One comment on “Economy Falling Years Behind Full Speed

  1. Bart Hall (Kansas, USA) says:

    “Full throttle” … more drivel. It’s rather bizarre to define full capacity as the potential GDP as projected by a linear extrapolation of the recent past. True, if measured by more traditional evaluations of “capacity utilisation” — the ones real economists use, the economy is operating at about 70% of capacity, not uncommon in a recession.

    The big “however,” however, is that inflationary pressure builds rapidly once production is much above 85% capacity, certainly 90%. Things need to come off-line for maintenance, repair, renovation and so on, all of which becomes increasingly difficult as capacity utilisation rises. The sweet spot is about 80-85% capacity, not “full throttle”

    Furthermore, GDP has very real limitations. For one thing it does not really measure sales at the wholesale level. I’m over simplifying here, but if a baker buys a truckload of flour in anticipation of his summer bread sales, it isn’t included in the GDP; only his bread sales, later.

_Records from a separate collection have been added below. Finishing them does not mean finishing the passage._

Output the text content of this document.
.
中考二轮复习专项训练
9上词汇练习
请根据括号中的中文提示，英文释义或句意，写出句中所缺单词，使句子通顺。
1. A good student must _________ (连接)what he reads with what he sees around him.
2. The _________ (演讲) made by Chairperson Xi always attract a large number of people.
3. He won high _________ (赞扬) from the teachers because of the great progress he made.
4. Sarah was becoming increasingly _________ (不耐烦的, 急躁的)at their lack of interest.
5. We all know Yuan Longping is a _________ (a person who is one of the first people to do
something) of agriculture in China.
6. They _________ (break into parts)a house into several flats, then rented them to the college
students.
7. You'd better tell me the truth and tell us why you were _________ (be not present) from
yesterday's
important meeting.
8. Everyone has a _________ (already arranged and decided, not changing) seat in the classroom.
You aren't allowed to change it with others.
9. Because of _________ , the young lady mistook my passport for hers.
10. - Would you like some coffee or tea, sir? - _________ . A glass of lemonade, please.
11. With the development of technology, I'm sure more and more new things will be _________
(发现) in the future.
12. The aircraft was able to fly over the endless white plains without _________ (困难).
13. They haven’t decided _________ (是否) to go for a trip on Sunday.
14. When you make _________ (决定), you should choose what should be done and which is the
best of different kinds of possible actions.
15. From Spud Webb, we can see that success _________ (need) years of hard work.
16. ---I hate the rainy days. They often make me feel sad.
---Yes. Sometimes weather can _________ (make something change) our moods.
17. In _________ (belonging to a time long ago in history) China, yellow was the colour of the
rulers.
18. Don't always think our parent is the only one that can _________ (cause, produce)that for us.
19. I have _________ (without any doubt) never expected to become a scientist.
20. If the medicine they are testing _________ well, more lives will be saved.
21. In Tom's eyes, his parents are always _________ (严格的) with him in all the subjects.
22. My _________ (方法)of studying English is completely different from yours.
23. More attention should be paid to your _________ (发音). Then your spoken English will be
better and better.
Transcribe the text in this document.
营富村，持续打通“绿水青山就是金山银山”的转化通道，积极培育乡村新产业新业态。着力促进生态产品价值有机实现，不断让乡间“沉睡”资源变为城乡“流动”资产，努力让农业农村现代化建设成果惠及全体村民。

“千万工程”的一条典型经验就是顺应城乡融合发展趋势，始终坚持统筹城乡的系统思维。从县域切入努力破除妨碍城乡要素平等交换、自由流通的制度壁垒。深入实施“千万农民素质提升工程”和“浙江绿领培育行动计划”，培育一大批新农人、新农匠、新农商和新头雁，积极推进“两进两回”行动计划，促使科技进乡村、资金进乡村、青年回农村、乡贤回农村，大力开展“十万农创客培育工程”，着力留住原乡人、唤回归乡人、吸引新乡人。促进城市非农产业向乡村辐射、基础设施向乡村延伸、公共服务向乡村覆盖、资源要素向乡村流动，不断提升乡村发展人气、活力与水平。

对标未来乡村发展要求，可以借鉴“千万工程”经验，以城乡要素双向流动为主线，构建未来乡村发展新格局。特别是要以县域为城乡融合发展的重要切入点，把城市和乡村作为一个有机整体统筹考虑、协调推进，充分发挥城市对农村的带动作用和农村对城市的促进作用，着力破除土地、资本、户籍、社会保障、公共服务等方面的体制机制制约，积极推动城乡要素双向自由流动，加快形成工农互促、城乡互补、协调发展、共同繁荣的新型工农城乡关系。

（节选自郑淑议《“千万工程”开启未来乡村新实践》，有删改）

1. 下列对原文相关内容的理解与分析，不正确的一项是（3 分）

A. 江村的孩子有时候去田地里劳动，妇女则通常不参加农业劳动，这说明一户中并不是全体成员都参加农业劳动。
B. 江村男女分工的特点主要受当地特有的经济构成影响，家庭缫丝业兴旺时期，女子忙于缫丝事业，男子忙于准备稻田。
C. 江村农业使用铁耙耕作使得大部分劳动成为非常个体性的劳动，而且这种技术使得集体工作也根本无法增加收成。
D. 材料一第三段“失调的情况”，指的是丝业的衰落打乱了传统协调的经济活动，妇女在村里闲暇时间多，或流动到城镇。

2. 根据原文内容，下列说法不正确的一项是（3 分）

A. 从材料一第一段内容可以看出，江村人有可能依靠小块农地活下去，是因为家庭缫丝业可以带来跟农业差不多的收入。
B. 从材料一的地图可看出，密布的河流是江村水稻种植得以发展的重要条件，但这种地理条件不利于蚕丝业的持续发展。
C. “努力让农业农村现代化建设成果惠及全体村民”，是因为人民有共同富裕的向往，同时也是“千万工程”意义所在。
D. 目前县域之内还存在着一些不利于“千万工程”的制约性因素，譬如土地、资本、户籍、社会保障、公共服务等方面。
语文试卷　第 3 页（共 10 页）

    Additionally, GDP does not differentiate between productive and destructive expenses; keeners, please refer to Bastiat. Maybe those decreasing billable hours at law firms reflect that fewer people are launching contentious divorce actions … is that a [i]bad[/i] thing?

    Anyhow, the article displays a befuddled (at best) understanding of economics. Unsurprising in the NYT.